Just for Fun. . . .

 

 

I subscribe to an investment advisory service called “Seeking Alpha“.  I do so because I learned about the markets from my father when I was growing up and I’ve always enjoyed learning about how companies sell their products and build their profits.  Knowing how a company operates helps me in making my decision to invest or not.  To me, building profits is a pretty simple formula — “Enhance your revenues and contain your costs”.

 

Every business or non-profit that I’ve been involved in that simple formula has worked.  And, there are all kinds of ways to do so. . . . . In the funeral home business, raising your rates will enhance revenues as will buying another funeral home.  However, the profits multiply if you can raise revenue at the same time you contain your costs. . . In essence that formula is a “Double Whammy” for profits.

 

I bring up Seeking Alpha because last  Wednesday their “Morning Breakfast” report let investors know that Walmart has became the first “$1 trillion” market capitalization traditional retailer.  (Market cap being defined by stock price multiplied by number of shares of stock).

 

And, on the heels of Friday’s big stock market advance and just for fun, I thought it would be interesting to see just how much one could have profited if they had bought Walmart stock when it was first introduced to the public

 

Here’s part of what Seeking Alpha (emphasis by Funeral Director Daily) said about Walmart and this $1 trillion market cap phenomena:

 

Walmart has become the first traditional retailer to achieve $1T market capitalization, joining the quadruple-comma club that includes its rival Amazon . WMT shares hit a record high on Tuesday, just two days after John Furner took the reins from longtime CEO Doug McMillon. Notably, Walmart is only the second non-tech firm to join the trillion-dollar ranks, after Warren Buffett’s Berkshire Hathaway .

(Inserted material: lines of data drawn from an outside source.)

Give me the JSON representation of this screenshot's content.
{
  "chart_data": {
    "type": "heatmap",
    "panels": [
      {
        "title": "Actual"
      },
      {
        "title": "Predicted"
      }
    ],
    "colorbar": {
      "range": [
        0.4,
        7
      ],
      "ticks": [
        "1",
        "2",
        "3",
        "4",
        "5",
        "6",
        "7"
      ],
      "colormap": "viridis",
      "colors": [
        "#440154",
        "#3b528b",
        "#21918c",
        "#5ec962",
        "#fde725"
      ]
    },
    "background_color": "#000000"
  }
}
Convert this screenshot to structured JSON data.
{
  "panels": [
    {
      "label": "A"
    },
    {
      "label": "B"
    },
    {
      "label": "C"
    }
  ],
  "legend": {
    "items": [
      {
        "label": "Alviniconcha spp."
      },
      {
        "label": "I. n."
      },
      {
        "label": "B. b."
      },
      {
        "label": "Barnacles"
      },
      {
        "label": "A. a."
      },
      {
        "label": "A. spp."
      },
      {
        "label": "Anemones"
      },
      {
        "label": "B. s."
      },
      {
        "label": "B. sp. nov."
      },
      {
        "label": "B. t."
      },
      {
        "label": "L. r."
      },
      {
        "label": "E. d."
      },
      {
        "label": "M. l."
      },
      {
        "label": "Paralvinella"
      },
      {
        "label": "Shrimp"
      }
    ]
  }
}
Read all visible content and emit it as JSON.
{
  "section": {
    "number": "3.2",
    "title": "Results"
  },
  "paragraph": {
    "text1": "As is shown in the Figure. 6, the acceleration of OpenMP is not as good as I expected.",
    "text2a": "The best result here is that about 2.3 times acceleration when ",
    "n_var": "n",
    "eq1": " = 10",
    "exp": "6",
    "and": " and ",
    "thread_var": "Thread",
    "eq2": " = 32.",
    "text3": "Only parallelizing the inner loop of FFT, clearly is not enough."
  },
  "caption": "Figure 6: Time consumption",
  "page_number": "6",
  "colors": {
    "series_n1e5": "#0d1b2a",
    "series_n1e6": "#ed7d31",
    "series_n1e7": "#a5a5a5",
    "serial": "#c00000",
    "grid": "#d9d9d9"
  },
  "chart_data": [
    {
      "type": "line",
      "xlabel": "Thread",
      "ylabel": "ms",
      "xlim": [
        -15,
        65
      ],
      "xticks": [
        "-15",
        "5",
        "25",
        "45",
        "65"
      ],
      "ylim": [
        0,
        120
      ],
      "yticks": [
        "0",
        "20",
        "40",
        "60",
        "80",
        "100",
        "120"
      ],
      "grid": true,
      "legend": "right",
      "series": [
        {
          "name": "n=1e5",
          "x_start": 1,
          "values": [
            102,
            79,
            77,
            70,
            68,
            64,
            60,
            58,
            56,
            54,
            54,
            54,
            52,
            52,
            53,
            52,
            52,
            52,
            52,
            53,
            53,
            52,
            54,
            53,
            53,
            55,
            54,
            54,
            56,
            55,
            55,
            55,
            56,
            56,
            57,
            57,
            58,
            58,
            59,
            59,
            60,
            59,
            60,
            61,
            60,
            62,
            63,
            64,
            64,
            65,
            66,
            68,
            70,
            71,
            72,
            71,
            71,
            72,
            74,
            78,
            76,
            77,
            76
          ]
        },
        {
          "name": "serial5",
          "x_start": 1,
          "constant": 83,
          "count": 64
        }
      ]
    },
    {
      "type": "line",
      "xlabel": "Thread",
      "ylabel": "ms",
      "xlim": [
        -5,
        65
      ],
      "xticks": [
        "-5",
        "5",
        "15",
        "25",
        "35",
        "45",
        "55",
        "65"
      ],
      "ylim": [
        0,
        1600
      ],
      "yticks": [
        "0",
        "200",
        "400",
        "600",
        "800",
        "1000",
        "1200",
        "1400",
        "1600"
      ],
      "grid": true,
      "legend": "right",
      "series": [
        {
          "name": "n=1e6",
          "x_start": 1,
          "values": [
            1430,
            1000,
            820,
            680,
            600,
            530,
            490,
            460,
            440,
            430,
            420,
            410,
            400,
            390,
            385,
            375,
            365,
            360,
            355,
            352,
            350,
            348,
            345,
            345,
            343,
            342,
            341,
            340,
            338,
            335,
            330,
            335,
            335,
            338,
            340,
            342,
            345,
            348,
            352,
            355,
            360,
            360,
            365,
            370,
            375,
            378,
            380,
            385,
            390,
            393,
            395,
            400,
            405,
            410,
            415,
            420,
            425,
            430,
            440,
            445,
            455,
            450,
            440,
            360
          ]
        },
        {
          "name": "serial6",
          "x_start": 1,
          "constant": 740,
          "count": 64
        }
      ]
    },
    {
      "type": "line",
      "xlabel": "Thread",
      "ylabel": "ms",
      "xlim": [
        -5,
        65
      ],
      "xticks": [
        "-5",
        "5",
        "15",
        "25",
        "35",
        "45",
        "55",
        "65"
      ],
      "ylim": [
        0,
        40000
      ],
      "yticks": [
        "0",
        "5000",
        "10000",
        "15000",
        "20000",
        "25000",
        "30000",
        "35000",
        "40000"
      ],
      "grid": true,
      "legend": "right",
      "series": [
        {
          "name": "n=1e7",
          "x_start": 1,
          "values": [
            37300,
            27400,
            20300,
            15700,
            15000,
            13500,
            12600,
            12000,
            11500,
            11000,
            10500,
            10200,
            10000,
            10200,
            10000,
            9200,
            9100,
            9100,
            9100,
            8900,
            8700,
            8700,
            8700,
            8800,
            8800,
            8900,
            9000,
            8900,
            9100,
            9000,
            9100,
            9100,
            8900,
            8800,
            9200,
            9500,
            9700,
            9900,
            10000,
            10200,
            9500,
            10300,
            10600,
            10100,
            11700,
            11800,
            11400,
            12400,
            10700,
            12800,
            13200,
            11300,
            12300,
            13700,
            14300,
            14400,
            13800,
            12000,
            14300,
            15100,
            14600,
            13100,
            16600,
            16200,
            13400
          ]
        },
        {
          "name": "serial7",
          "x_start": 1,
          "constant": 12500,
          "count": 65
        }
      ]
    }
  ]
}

Looking back: Sam Walton and his brother Bud Walton opened the first Walmart store in 1962 in Arkansas. The retailer capitalized on its low-cost supply chain, merchandise assortment, value pricing, and expansion into underserved markets to reach $1B in sales by 1980. Walmart went public in 1970 at $16.50/share – first listed as OTC before moving onto the NYSE in 1972. For those who bought in at the IPO, the effect of 12 stock splits since 1972 would turn a single original share into a conservative $500,000 today (this does not include reinvested dividends or a 3:1 split in Feb. 2024). Walmart now operates 4,600 locations across the U.S. The Waltons, the world’s wealthiest family, are the largest shareholders of the retail chain, with a combined net worth exceeding $470B.

Betting on tech: The retail giant’s ambitious transition into e-commerce prompted a move to the tech-heavy Nasdaq 100 late last year. To better compete with Amazon, Walmart embraced artificial intelligence, expanded its delivery capabilities to include same-day, and invested in its pharmacy business. This translated into increased memberships (12% growth Y/Y) and its most profitable quarter in Q2 this year. Walmart also partnered with OpenAI and Google, enabling shoppers to directly buy items through AI chatbots ChatGPT and Gemini.

 

Tom Anderson
Funeral Director Daily

Funeral Director Daily take:  I was too young to be buying stocks when Walmart went public in 1970 and even if I was in my stock-buying years it’s debatable if I would have taken a flyer on a retailer from another part of the country that I had not heard of yet.  However, when you look at the $16.50 price per share at that time and follow the math as illustrated in the article, a 100-share purchase could have been done for $1,650 in 1970 and if you held the stock through all of the splits to where it is today would have amassed a total of $50 million in stock value today.  Almost unbelievable!!!

 

Let’s Compare:  Just to understand how valuable Walmart is today it has a $1 trillion dollar market capitalization.  If you look at the largest public company in Death Care, Service Corporation International (SCI), they have a market capitalization of about $12 billion. . . . .That would make the value of Walmart about 83 times the value of SCI.  Interesting.